Each of my experiences in ethnographic filmmaking has involved asking individuals to share their ‘cultural capital,’ a term used by Pierre Bourdieu to designate knowledge that results from social experience. In the example of my film Not Crazy Like You Think this was the participants’ personal experience of ‘craziness’ and of the psychiatric system. In Eva: Guerrillera, it was the actors’ knowledge of guerrilla warfare and imprisonment. Here, it was the skills of women who have learned to survive on the streets of Vancouver’s Downtown Eastside.
I am rather unique among ethnographic filmmakers in being an academic trained in filmmaking, its history and theoretical concerns, as well in the interdisciplinary focus of women’s studies. As a film theorist, I am conscious of the significance of camera placement and how camera distance, framing and angle can influence spectators’ perceptions of documentary characters. As a scholar, I am aware of what has been produced on the Downtown Eastside and on poverty issues. In making Building Bridge I thus consciously attempted to avoid what I consider a weakness in much of the film work on the Downtown Eastside – that is, a focus on documentary characters who are similar to the presumed white, middle class audience.

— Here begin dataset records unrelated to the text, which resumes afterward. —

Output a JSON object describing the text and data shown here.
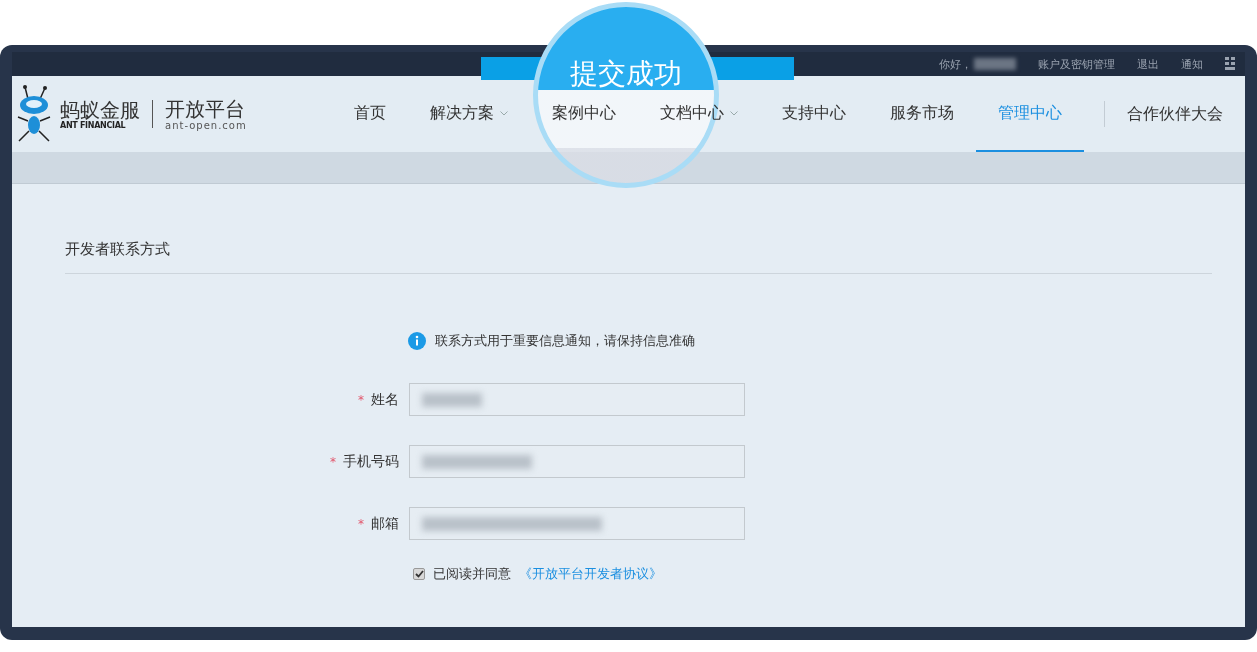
{
  "badge": {
    "text": "提交成功"
  },
  "top_bar": {
    "greeting": "你好，",
    "links": [
      "账户及密钥管理",
      "退出",
      "通知"
    ]
  },
  "logo": {
    "brand": "蚂蚁金服",
    "brand_en": "ANT FINANCIAL",
    "platform": "开放平台",
    "domain": "ant-open.com"
  },
  "nav": [
    {
      "label": "首页",
      "selected": false,
      "dropdown": false
    },
    {
      "label": "解决方案",
      "selected": false,
      "dropdown": true
    },
    {
      "label": "案例中心",
      "selected": false,
      "dropdown": false
    },
    {
      "label": "文档中心",
      "selected": false,
      "dropdown": true
    },
    {
      "label": "支持中心",
      "selected": false,
      "dropdown": false
    },
    {
      "label": "服务市场",
      "selected": false,
      "dropdown": false
    },
    {
      "label": "管理中心",
      "selected": true,
      "dropdown": false
    }
  ],
  "nav_extra": "合作伙伴大会",
  "section": {
    "title": "开发者联系方式"
  },
  "notice": "联系方式用于重要信息通知，请保持信息准确",
  "fields": [
    {
      "label": "姓名",
      "marker": "*"
    },
    {
      "label": "手机号码",
      "marker": "*"
    },
    {
      "label": "邮箱",
      "marker": "*"
    }
  ],
  "agreement": {
    "checked": true,
    "text": "已阅读并同意",
    "link": "《开放平台开发者协议》"
  }
}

My work has been influenced by feminist filmmaking and the Quebec cinéma direct documentary style that favors settings familiar to the actor-participants, and especially a direct address style of interview that acknowledges the camera’s presence in the gaze of the interview subject. As well, Cinéma direct’s subjects were often what the French call the “little people” (les petits gens) – chosen for their ordinariness rather than any special status. The “process oriented” style of the work (e.g. evidence of the camera equipment) contributes to an overarching goal typical of my filmmaking – here, for a de-exoticized and intimate presentation of three women from Vancouver’s Downtown Eastside.
* Social Sciences and Humanities Research Council of Canada.